Especially in light of efforts in recent years by WSU to improve relationships with American Samoa and the Pacific Islands, sport management associate professor John Wong said these kinds of events are a good way to expose members of the WSU community to a different culture and demographic.

“Samoans, of course, have been a part of WSU for several decades,” he said. “Their numbers are likely to grow as the new head football coach has a track record of recruiting young student‑athletes from American Samoa and Samoan‑American communities.”

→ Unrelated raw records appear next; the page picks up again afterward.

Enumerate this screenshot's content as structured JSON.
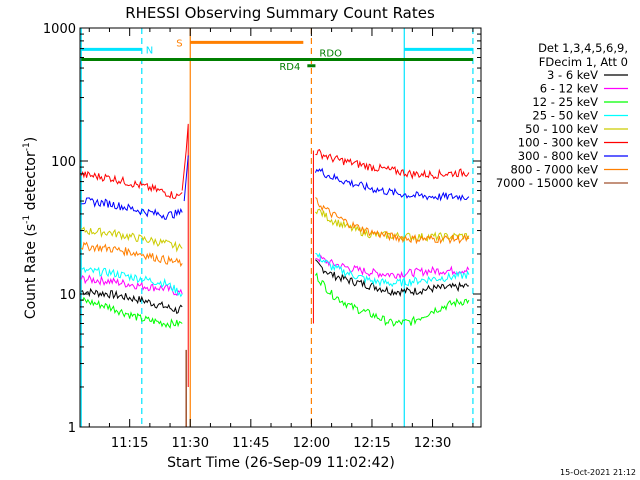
{
  "chart_data": {
    "type": "line",
    "title": "RHESSI Observing Summary Count Rates",
    "xlabel": "Start Time (26-Sep-09 11:02:42)",
    "ylabel": "Count Rate (s",
    "ylabel_sup": "-1",
    "ylabel_tail": " detector",
    "ylabel_sup2": "-1",
    "ylabel_end": ")",
    "y_scale": "log",
    "ylim": [
      1,
      1000
    ],
    "xlim": [
      "11:02:42",
      "12:42:00"
    ],
    "y_ticks": [
      "1",
      "10",
      "100",
      "1000"
    ],
    "x_ticks": [
      "11:15",
      "11:30",
      "11:45",
      "12:00",
      "12:15",
      "12:30"
    ],
    "legend_title_1": "Det 1,3,4,5,6,9,",
    "legend_title_2": "FDecim 1, Att 0",
    "legend_placement": "right",
    "footer_date": "15-Oct-2021 21:12",
    "series": [
      {
        "name": "3 - 6 keV",
        "color": "#000000",
        "points": [
          [
            "11:03",
            10.5
          ],
          [
            "11:10",
            10
          ],
          [
            "11:18",
            9
          ],
          [
            "11:24",
            8
          ],
          [
            "11:27",
            7.5
          ],
          [
            "11:28",
            8
          ],
          [
            "12:01",
            17
          ],
          [
            "12:05",
            14
          ],
          [
            "12:10",
            12.5
          ],
          [
            "12:15",
            11.5
          ],
          [
            "12:20",
            10.5
          ],
          [
            "12:25",
            10.5
          ],
          [
            "12:30",
            11
          ],
          [
            "12:35",
            11.2
          ],
          [
            "12:39",
            11.5
          ]
        ]
      },
      {
        "name": "6 - 12 keV",
        "color": "#ff00ff",
        "points": [
          [
            "11:03",
            13
          ],
          [
            "11:10",
            12.5
          ],
          [
            "11:18",
            11.5
          ],
          [
            "11:24",
            11
          ],
          [
            "11:28",
            10
          ],
          [
            "12:01",
            19
          ],
          [
            "12:05",
            17
          ],
          [
            "12:10",
            15.5
          ],
          [
            "12:15",
            14.5
          ],
          [
            "12:20",
            14
          ],
          [
            "12:25",
            14.5
          ],
          [
            "12:30",
            15
          ],
          [
            "12:35",
            15
          ],
          [
            "12:39",
            15.2
          ]
        ]
      },
      {
        "name": "12 - 25 keV",
        "color": "#00ff00",
        "points": [
          [
            "11:03",
            9
          ],
          [
            "11:10",
            8
          ],
          [
            "11:15",
            7
          ],
          [
            "11:18",
            6.5
          ],
          [
            "11:24",
            6
          ],
          [
            "11:28",
            6
          ],
          [
            "12:01",
            14
          ],
          [
            "12:05",
            10
          ],
          [
            "12:10",
            8
          ],
          [
            "12:15",
            7
          ],
          [
            "12:20",
            6
          ],
          [
            "12:25",
            6.2
          ],
          [
            "12:30",
            7.5
          ],
          [
            "12:35",
            8.5
          ],
          [
            "12:39",
            9
          ]
        ]
      },
      {
        "name": "25 - 50 keV",
        "color": "#00ffff",
        "points": [
          [
            "11:03",
            15
          ],
          [
            "11:10",
            14.5
          ],
          [
            "11:18",
            13
          ],
          [
            "11:24",
            12
          ],
          [
            "11:28",
            10
          ],
          [
            "12:01",
            20
          ],
          [
            "12:05",
            16
          ],
          [
            "12:10",
            14
          ],
          [
            "12:15",
            12.5
          ],
          [
            "12:20",
            12
          ],
          [
            "12:25",
            12.5
          ],
          [
            "12:30",
            13
          ],
          [
            "12:35",
            13.5
          ],
          [
            "12:39",
            14
          ]
        ]
      },
      {
        "name": "50 - 100 keV",
        "color": "#cccc00",
        "points": [
          [
            "11:03",
            30
          ],
          [
            "11:10",
            29
          ],
          [
            "11:18",
            26
          ],
          [
            "11:24",
            24
          ],
          [
            "11:28",
            22
          ],
          [
            "12:01",
            44
          ],
          [
            "12:05",
            36
          ],
          [
            "12:10",
            31
          ],
          [
            "12:15",
            28
          ],
          [
            "12:20",
            27.5
          ],
          [
            "12:25",
            27
          ],
          [
            "12:30",
            27
          ],
          [
            "12:35",
            27
          ],
          [
            "12:39",
            27.5
          ]
        ]
      },
      {
        "name": "100 - 300 keV",
        "color": "#ff0000",
        "points": [
          [
            "11:03",
            79
          ],
          [
            "11:10",
            75
          ],
          [
            "11:18",
            65
          ],
          [
            "11:24",
            58
          ],
          [
            "11:27",
            54
          ],
          [
            "11:28",
            58
          ],
          [
            "12:01",
            118
          ],
          [
            "12:05",
            105
          ],
          [
            "12:10",
            97
          ],
          [
            "12:15",
            90
          ],
          [
            "12:20",
            85
          ],
          [
            "12:25",
            80
          ],
          [
            "12:30",
            79
          ],
          [
            "12:35",
            81
          ],
          [
            "12:39",
            82
          ]
        ]
      },
      {
        "name": "300 - 800 keV",
        "color": "#0000ff",
        "points": [
          [
            "11:03",
            50
          ],
          [
            "11:10",
            48
          ],
          [
            "11:18",
            42
          ],
          [
            "11:24",
            39
          ],
          [
            "11:28",
            41
          ],
          [
            "12:01",
            88
          ],
          [
            "12:05",
            76
          ],
          [
            "12:10",
            68
          ],
          [
            "12:15",
            62
          ],
          [
            "12:20",
            58
          ],
          [
            "12:25",
            55
          ],
          [
            "12:30",
            54
          ],
          [
            "12:35",
            54
          ],
          [
            "12:39",
            54
          ]
        ]
      },
      {
        "name": "800 - 7000 keV",
        "color": "#ff7f00",
        "points": [
          [
            "11:03",
            23
          ],
          [
            "11:10",
            22
          ],
          [
            "11:18",
            20
          ],
          [
            "11:24",
            18
          ],
          [
            "11:28",
            17
          ],
          [
            "12:01",
            50
          ],
          [
            "12:05",
            40
          ],
          [
            "12:10",
            33
          ],
          [
            "12:15",
            29
          ],
          [
            "12:20",
            27
          ],
          [
            "12:25",
            26
          ],
          [
            "12:30",
            26
          ],
          [
            "12:35",
            26
          ],
          [
            "12:39",
            26
          ]
        ]
      },
      {
        "name": "7000 - 15000 keV",
        "color": "#a0522d",
        "points": []
      }
    ],
    "annotations": [
      {
        "label": "N",
        "color": "#00e5ff"
      },
      {
        "label": "S",
        "color": "#ff7f00"
      },
      {
        "label": "RDO",
        "color": "#007f00"
      },
      {
        "label": "RD4",
        "color": "#007f00"
      }
    ]
  }
}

Wong said these events will focus on the history and culture of Samoans as much as football. Sports just often works well as a catalyst for discussion.

Closeup of John Wong.
John Wong

“Confronting diversity requires greater understanding of population groups with different historical and cultural trajectories and here, we can understand Samoans better and ‘where they are coming from,’” Wong said. “Most people approach sport with the belief that it is a meritocracy governed by rules and an ethic of fair play. As a result, it often offers common ground and a non‑threatening way to think about and discuss concerns or what can be sensitive.”

That may be true. But Wong said sports has also perpetuated certain views of athletic excellence as largely a matter of genetic background, which has its own inherent dangers.

“A century ago, when African‑Americans were excluded from Major League Baseball, many white Americans considered their absence a result of a natural athletic inferiority,” he said. “Today, many think that African‑Americans are overrepresented in sport because of their natural athletic superiority.

“Wrong then, wrong now.”

Along those same lines, many think that Samoans are overrepresented in football because of genetics. Wong said Ruck will argue that culture and socio‑economics are significant factors and a more plausible explanation for why Samoans are the most overrepresented group in the NFL and NCAA Division I football.

“He will discuss how contact with the United States during and since World War II affected their diet, health, and sporting culture, changing their bodies in profound ways,” Wong said. “He will also discuss the origins of the ‘warrior’ image that many of these young men embrace and, in fact, some schools use as a marketing device.”

Wong said that, while the public is encouraged to attend, it is highly recommended that all who are involved in a sport industry take part.

“Anyone working in sport will be confronted with incredible diversity and getting to know something about a group of people’s history and culture makes that work more effective and enjoyable,” he said. “Sport is increasingly global and fraught with contradictions between commerce and culture.”